Harder, better, faster, stronger: updating our protein folding base miner
Miners have set a blistering pace on SN25, upgrading to GPUs in order to optimize their performance. We're making updates to the subnet to match.
When we launched SN25 in June 2024, our underlying goal was to prove Bitttensor’s capacity for confronting computationally demanding scientific challenges like protein folding simulations. And the subnet’s miners have risen to the challenge. Already, over 400,000 protein folding jobs have been completed on SN25.
With the core concept proven, we can focus on driving improvements. That’s why we’ve now updated our base machine to support CUDA-supported GPUs as standard.
Miner-craft
When designing Subnet 25, we aimed to place as few limitations as possible on how miners were contributing to the subnet. Protein folding as a discipline utilizes a standardized software package called GROMACS, which miners have to work with. In order to run GROMACS and contribute to the subnet, they required a Linux-based machine and multiple high-performance CPU cores.
As well as setting those parameters, we provide the base miner, which sets a floor for performance on the subnet. That base miner is usually the starting point for new miners looking to start on the subnet.
CPU vs GPU
Since launch, we’ve seen that top-performing miners have assembled increasingly complex GPU architectures to better simulate the conditions that surround protein folding. That’s not surprising; there’s a growing body of literature benchmarking CPU and GPU performance running GROMACS. Protein folding is computationally demanding, requiring miners to repeatedly run calculations that simulate the laws of physics until they have reached an optimal configuration for a folded protein. Facing these requirements, it’s natural that top-performing miners prefer GPU cores.

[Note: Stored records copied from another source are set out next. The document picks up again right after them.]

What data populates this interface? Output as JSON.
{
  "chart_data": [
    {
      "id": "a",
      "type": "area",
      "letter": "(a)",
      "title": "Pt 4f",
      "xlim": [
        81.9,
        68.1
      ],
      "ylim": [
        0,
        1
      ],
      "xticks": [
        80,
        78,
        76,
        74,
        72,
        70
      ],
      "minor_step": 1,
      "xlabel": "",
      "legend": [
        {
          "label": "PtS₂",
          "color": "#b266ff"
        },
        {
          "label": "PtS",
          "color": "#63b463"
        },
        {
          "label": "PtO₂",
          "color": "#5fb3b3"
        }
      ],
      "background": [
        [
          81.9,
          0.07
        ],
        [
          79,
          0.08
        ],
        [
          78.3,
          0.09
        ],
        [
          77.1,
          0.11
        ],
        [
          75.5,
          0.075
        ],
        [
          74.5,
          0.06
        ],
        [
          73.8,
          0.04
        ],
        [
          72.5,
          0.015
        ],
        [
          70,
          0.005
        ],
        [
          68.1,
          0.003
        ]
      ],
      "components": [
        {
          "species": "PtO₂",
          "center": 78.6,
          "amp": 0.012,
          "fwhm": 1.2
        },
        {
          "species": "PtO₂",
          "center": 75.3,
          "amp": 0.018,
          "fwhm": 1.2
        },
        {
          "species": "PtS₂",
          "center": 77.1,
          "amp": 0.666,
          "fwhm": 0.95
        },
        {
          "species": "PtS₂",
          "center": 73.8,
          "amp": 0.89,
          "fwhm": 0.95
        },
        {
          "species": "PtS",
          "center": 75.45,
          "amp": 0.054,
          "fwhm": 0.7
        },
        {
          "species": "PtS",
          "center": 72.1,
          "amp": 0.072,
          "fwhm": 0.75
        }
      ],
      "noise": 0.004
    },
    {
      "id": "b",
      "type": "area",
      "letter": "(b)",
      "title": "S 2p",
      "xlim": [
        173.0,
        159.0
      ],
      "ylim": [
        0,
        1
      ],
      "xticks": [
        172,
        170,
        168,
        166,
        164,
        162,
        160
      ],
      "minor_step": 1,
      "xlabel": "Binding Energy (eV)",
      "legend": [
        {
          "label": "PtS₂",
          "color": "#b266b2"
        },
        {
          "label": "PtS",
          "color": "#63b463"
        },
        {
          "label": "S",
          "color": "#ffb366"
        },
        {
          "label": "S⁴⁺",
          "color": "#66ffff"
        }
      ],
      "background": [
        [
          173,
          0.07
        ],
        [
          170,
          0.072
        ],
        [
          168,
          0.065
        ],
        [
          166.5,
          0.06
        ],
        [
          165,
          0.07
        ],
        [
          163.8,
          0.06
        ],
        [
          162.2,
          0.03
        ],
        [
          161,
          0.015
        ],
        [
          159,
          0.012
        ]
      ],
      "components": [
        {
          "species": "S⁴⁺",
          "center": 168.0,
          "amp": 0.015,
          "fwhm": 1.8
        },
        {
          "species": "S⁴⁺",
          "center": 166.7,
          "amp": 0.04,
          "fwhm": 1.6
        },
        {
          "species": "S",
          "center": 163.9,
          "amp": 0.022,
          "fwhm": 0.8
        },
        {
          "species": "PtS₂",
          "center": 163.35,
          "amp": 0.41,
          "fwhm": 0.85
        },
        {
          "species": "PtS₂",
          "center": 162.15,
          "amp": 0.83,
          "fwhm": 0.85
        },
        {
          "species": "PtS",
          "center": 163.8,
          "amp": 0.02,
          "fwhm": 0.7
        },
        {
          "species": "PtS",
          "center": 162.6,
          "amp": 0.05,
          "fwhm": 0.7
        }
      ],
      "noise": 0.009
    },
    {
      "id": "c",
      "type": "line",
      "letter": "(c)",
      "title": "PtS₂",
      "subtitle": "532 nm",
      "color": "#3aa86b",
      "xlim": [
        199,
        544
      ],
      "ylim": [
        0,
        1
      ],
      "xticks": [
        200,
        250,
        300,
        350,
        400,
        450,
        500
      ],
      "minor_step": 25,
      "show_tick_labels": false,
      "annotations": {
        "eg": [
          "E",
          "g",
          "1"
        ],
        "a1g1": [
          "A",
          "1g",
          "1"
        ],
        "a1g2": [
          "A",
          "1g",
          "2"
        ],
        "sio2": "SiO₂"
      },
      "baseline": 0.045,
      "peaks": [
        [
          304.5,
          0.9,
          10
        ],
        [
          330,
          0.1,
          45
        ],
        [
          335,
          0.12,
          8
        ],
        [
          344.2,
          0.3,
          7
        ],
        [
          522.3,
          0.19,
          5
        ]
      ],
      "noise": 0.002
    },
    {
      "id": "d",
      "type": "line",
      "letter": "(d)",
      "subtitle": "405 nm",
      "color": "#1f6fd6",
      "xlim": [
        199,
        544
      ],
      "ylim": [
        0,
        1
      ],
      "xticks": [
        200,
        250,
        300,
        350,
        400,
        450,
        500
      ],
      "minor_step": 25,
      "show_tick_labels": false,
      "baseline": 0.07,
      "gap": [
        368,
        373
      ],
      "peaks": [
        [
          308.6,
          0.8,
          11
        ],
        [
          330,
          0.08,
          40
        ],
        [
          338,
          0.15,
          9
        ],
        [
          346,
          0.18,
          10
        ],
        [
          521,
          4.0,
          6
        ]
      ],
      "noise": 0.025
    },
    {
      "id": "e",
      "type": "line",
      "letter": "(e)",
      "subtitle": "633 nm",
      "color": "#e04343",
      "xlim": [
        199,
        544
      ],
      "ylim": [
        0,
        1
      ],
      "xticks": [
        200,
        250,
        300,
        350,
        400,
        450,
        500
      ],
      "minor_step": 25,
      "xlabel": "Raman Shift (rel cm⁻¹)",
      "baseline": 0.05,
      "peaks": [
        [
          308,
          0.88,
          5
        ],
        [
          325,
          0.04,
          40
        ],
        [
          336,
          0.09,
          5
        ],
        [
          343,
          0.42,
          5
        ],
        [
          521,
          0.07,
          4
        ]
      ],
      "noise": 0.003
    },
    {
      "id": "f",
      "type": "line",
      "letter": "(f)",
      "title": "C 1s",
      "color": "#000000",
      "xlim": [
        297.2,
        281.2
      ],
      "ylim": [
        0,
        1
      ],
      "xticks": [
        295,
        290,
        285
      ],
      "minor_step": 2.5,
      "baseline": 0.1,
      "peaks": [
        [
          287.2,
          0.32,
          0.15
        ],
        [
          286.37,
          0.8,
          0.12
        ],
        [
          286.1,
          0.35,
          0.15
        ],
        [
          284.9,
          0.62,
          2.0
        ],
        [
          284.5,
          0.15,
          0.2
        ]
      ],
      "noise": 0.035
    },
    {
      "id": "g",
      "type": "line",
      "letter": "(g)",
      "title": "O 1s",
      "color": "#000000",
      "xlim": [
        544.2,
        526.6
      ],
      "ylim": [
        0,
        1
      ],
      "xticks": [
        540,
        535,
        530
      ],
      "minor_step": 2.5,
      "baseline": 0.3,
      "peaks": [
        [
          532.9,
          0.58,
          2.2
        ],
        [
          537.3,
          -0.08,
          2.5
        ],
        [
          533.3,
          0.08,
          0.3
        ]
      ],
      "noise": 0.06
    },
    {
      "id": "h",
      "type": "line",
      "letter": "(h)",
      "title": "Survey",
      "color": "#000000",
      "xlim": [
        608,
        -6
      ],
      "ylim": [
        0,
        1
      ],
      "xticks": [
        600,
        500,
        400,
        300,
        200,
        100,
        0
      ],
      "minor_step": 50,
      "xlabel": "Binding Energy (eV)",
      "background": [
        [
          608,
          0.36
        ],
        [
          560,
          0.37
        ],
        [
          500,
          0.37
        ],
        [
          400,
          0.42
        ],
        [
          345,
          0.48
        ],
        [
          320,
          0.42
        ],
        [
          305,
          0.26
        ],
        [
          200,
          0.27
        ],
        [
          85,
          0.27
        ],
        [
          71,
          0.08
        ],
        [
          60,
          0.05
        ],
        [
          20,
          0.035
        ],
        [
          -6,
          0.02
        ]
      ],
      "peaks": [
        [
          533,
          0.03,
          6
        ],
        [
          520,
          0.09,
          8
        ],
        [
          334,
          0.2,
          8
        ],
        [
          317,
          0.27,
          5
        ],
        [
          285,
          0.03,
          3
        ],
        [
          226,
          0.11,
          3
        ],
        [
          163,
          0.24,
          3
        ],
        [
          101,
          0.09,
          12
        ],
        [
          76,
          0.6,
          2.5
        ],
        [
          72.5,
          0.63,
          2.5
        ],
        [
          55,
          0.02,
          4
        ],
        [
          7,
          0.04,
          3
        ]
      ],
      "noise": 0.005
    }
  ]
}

Top performing miners set the benchmark as to what is possible in Bittensor. As they continue to push the upper limits and compete with each other, innovation is inevitable. With their transition to GPUs and subsequent performance improvements, it was time that we updated the base miner to this paradigm.
The future: balancing access and performance
For miners, there are still substantial opportunities to improve above the base model. Currently, there are bottlenecks for miners when they’re running multiple processes on their GPUs, slowing down their simulations. Process handling, rather than underlying hardware, has become the key parameter where miners can significantly improve their performance.
For the subnet as a whole, we also want to maintain that balance between having a low-enough barrier-to-entry that SN25 is accessible to a broad pool of miners, while also ensuring the subnet as a whole is delivering results. That means faster protein folding simulations for end users, and a more competitive ecosystem for miners: a win-win scenario, and a boost for the Bittensor ecosystem, too.